DuckDB Backend¶
The DuckDB backend provides a high-performance, embedded analytical database optimized for OLAP (Online Analytical Processing) workloads. It's perfect for applications that need fast analytical queries on large datasets without the overhead of a database server.
Features¶
- High Performance: 10-100x faster than SQLite for analytical queries
- Columnar Storage: Optimized for analytical workloads with efficient column-based storage
- Zero Configuration: No server setup required
- SQL Support: Full SQL with advanced analytical features (window functions, CTEs, etc.)
- JSON Support: Efficient JSON storage and querying via DuckDB's JSON functions
- In-Memory Option: Perfect for fast analytics and testing
- Parallel Query Execution: Automatic parallelization of queries
- Compression: Built-in compression for efficient storage
Installation¶
DuckDB support requires the duckdb package:
Or install with dataknobs-data:
For async support, the duckdb package works with ThreadPoolExecutor (included in Python standard library).
Quick Start¶
Synchronous Usage¶
from dataknobs_data import DatabaseFactory
from dataknobs_data.records import Record
from dataknobs_data.query import Query, Operator
# Create factory
factory = DatabaseFactory()
# Create and connect to database
db = factory.create(backend="duckdb", path="analytics.duckdb")
db.connect()
# Create a record
record = Record(data={
"product": "Widget",
"sales": 150000,
"region": "West",
"quarter": "Q1"
})
record_id = db.create(record)
# Read a record
retrieved = db.read(record_id)
print(f"Product: {retrieved['product']}, Sales: {retrieved['sales']}")
# Update a record
retrieved.data["sales"] = 160000
db.update(record_id, retrieved)
# Search records
query = Query().filter("region", Operator.EQ, "West").filter("sales", Operator.GT, 100000)
results = db.search(query)
# Close when done
db.close()
Asynchronous Usage¶
import asyncio
from dataknobs_data import AsyncDatabaseFactory
from dataknobs_data.records import Record
from dataknobs_data.query import Query, Operator
async def main():
# Create factory
factory = AsyncDatabaseFactory()
# Create and connect to database
db = factory.create(backend="duckdb", path="analytics.duckdb")
await db.connect()
# Create a record
record = Record(data={
"product": "Gadget",
"sales": 250000,
"region": "East",
"quarter": "Q2"
})
record_id = await db.create(record)
# Read a record
retrieved = await db.read(record_id)
print(f"Product: {retrieved['product']}, Sales: {retrieved['sales']}")
# Search records
query = Query().filter("sales", Operator.GT, 200000)
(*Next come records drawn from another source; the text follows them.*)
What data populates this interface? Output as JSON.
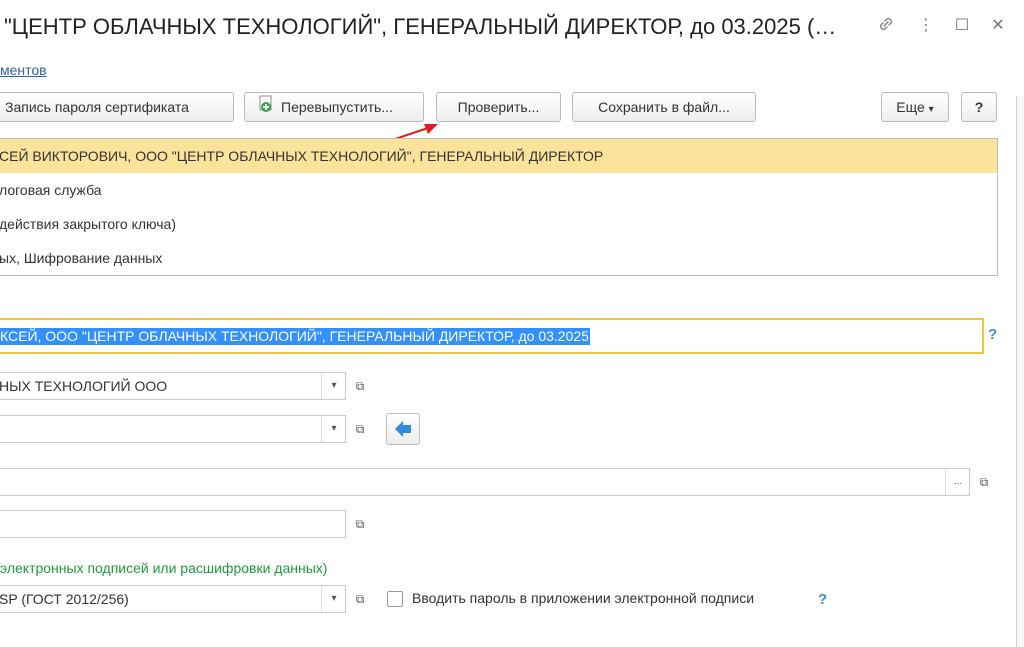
{
  "window": {
    "title": "\"ЦЕНТР ОБЛАЧНЫХ ТЕХНОЛОГИЙ\", ГЕНЕРАЛЬНЫЙ ДИРЕКТОР, до 03.2025 (…",
    "link_icon": "link-icon",
    "more_icon": "⋮",
    "maximize_icon": "☐",
    "close_icon": "✕"
  },
  "link_text": "ментов",
  "toolbar": {
    "password_btn": "Запись пароля сертификата",
    "reissue_btn": "Перевыпустить...",
    "check_btn": "Проверить...",
    "save_btn": "Сохранить в файл...",
    "more_btn": "Еще",
    "more_arrow": "▾",
    "help_btn": "?"
  },
  "info_rows": [
    "СЕЙ ВИКТОРОВИЧ, ООО \"ЦЕНТР ОБЛАЧНЫХ ТЕХНОЛОГИЙ\", ГЕНЕРАЛЬНЫЙ ДИРЕКТОР",
    "логовая служба",
    "действия закрытого ключа)",
    "ых, Шифрование данных"
  ],
  "presentation": {
    "value": "КСЕЙ, ООО \"ЦЕНТР ОБЛАЧНЫХ ТЕХНОЛОГИЙ\", ГЕНЕРАЛЬНЫЙ ДИРЕКТОР, до 03.2025",
    "help": "?"
  },
  "fields": {
    "organization": "НЫХ ТЕХНОЛОГИЙ ООО",
    "user": "",
    "path": "",
    "extra": "",
    "program": "SP (ГОСТ 2012/256)"
  },
  "icons": {
    "dropdown": "▾",
    "open": "⧉",
    "select": "..."
  },
  "section_heading": "электронных подписей или расшифровки данных)",
  "checkbox": {
    "label": "Вводить пароль в приложении электронной подписи",
    "checked": false,
    "help": "?"
  },
  "colors": {
    "selection_row": "#fbe39b",
    "focus_border": "#f0c43a",
    "text_selection": "#3390ff",
    "link": "#2a64b0",
    "green_heading": "#1f9a3c"
  }
}
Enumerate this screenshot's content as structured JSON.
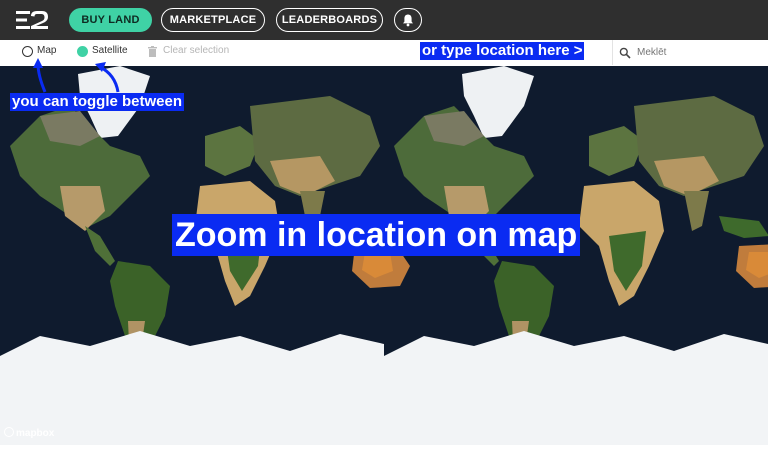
{
  "nav": {
    "logo_icon": "e2-logo-icon",
    "buy_land_label": "BUY LAND",
    "marketplace_label": "MARKETPLACE",
    "leaderboards_label": "LEADERBOARDS",
    "notifications_icon": "bell-icon",
    "accent_color": "#3fd2a5"
  },
  "toolbar": {
    "map_label": "Map",
    "satellite_label": "Satellite",
    "selected_view": "Satellite",
    "clear_selection_label": "Clear selection",
    "clear_icon": "trash-icon"
  },
  "search": {
    "icon": "search-icon",
    "value": "Meklēt"
  },
  "annotations": {
    "toggle_note": "you can toggle between",
    "search_note": "or type location here >",
    "zoom_note": "Zoom in location on map"
  },
  "map": {
    "attribution": "mapbox",
    "style": "satellite"
  }
}
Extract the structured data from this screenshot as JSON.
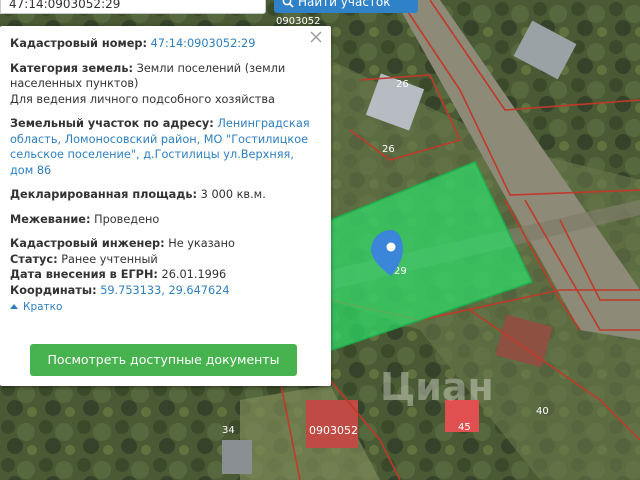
{
  "search": {
    "value": "47:14:0903052:29",
    "button_label": "Найти участок"
  },
  "map": {
    "cadastral_block": "0903052",
    "labels": [
      "0903052",
      "26",
      "26",
      "29",
      "34",
      "40",
      "45",
      "0903052"
    ]
  },
  "panel": {
    "cadastral_number": {
      "label": "Кадастровый номер:",
      "value": "47:14:0903052:29"
    },
    "land_category": {
      "label": "Категория земель:",
      "value_line1": "Земли поселений (земли",
      "value_line2": "населенных пунктов)",
      "purpose": "Для ведения личного подсобного хозяйства"
    },
    "address": {
      "label": "Земельный участок по адресу:",
      "line1": "Ленинградская",
      "line2": "область, Ломоносовский район, МО \"Гостилицкое",
      "line3": "сельское поселение\", д.Гостилицы ул.Верхняя,",
      "line4": "дом 86"
    },
    "declared_area": {
      "label": "Декларированная площадь:",
      "value": "3 000 кв.м."
    },
    "surveying": {
      "label": "Межевание:",
      "value": "Проведено"
    },
    "engineer": {
      "label": "Кадастровый инженер:",
      "value": "Не указано"
    },
    "status": {
      "label": "Статус:",
      "value": "Ранее учтенный"
    },
    "egrn_date": {
      "label": "Дата внесения в ЕГРН:",
      "value": "26.01.1996"
    },
    "coordinates": {
      "label": "Координаты:",
      "value": "59.753133, 29.647624"
    },
    "brief_link": "Кратко",
    "docs_button": "Посмотреть доступные документы"
  },
  "watermark": "Циан",
  "colors": {
    "link": "#2f7fc0",
    "accent_button": "#47b34f",
    "search_button": "#2f82c8",
    "parcel_fill": "#2ee06a",
    "boundary": "#c0392b",
    "marker": "#3b86d8"
  },
  "icons": [
    "search-icon",
    "close-icon",
    "map-marker-icon",
    "chevron-up-icon"
  ]
}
results = await db.search(query)
# Close when done
await db.close()
asyncio.run(main())
Configuration Options¶
from dataknobs_data import DatabaseFactory
factory = DatabaseFactory()
db = factory.create(
backend="duckdb",
# Database file path or ":memory:" for in-memory
path="/path/to/analytics.duckdb",
# Table name for records (default: "records")
table="sales_data",
# Connection timeout in seconds (default: 5.0)
timeout=10.0,
# Open in read-only mode (default: False)
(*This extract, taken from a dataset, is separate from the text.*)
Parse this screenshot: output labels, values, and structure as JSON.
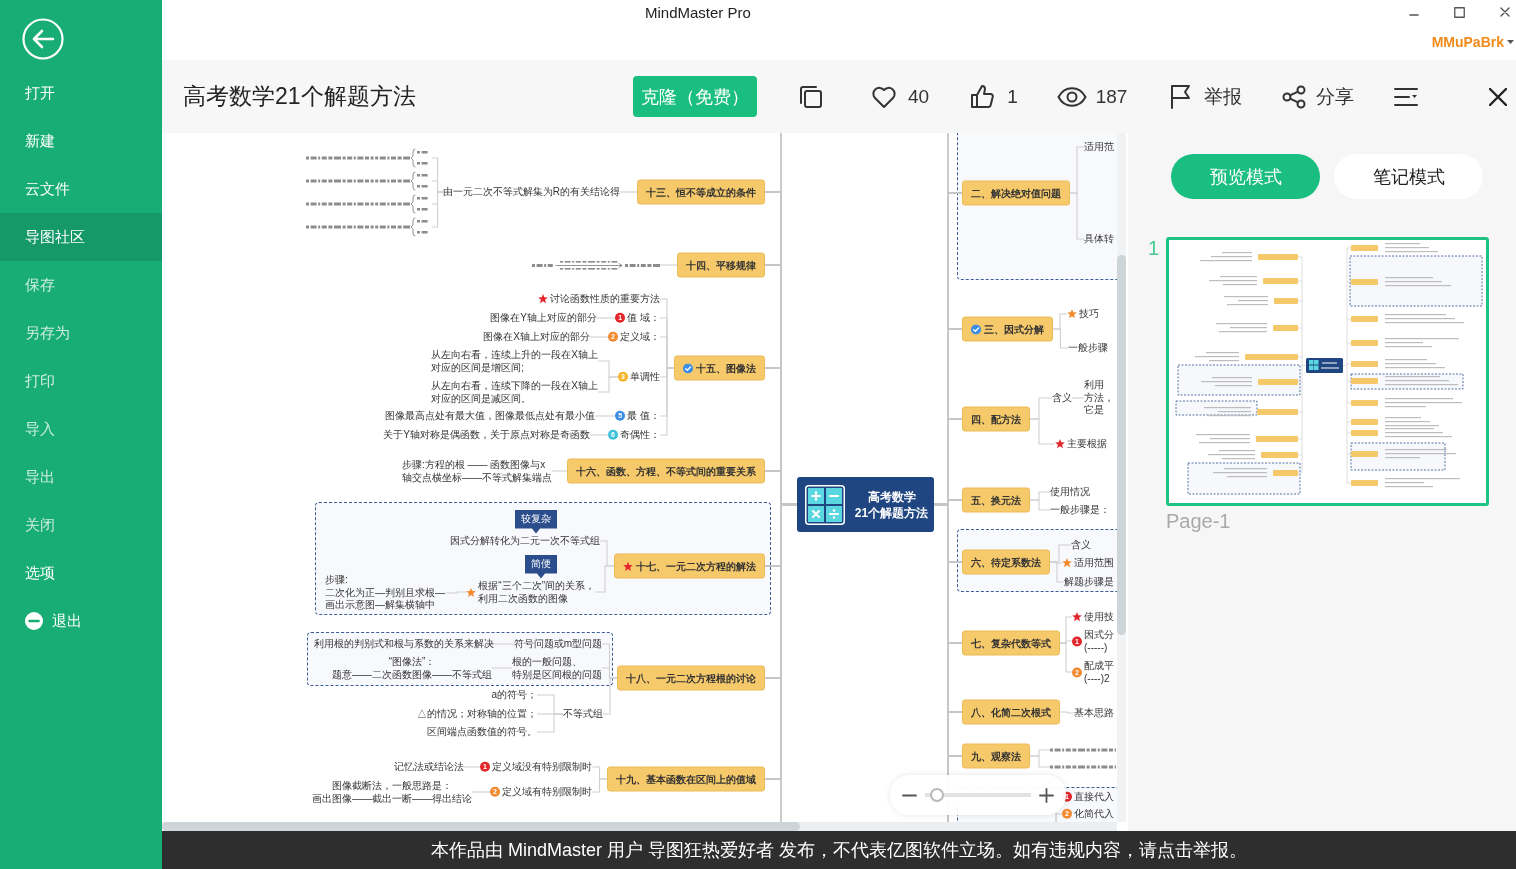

# Useful for querying production databases safely
read_only=False
)
# For async - additional configuration
async_db = async_factory.create(
backend="duckdb",
path="/path/to/analytics.duckdb",
# Number of worker threads for async operations (default: 4)
max_workers=8
)
Advanced Features¶
In-Memory Analytics¶
Perfect for fast analytics on datasets that fit in memory:
from dataknobs_data import DatabaseFactory
factory = DatabaseFactory()
# Create in-memory database for fast analytics
analytics_db = factory.create(backend="duckdb", path=":memory:")
analytics_db.connect()
# Load large dataset
records = [
Record(data={"product": f"Product{i}", "sales": i * 1000, "quarter": f"Q{(i%4)+1}"})
for i in range(10000)
]
analytics_db.create_batch(records)
# Fast analytical queries
from dataknobs_data.query import Query, Operator
# Aggregate by quarter
query = Query().filter("quarter", Operator.EQ, "Q1")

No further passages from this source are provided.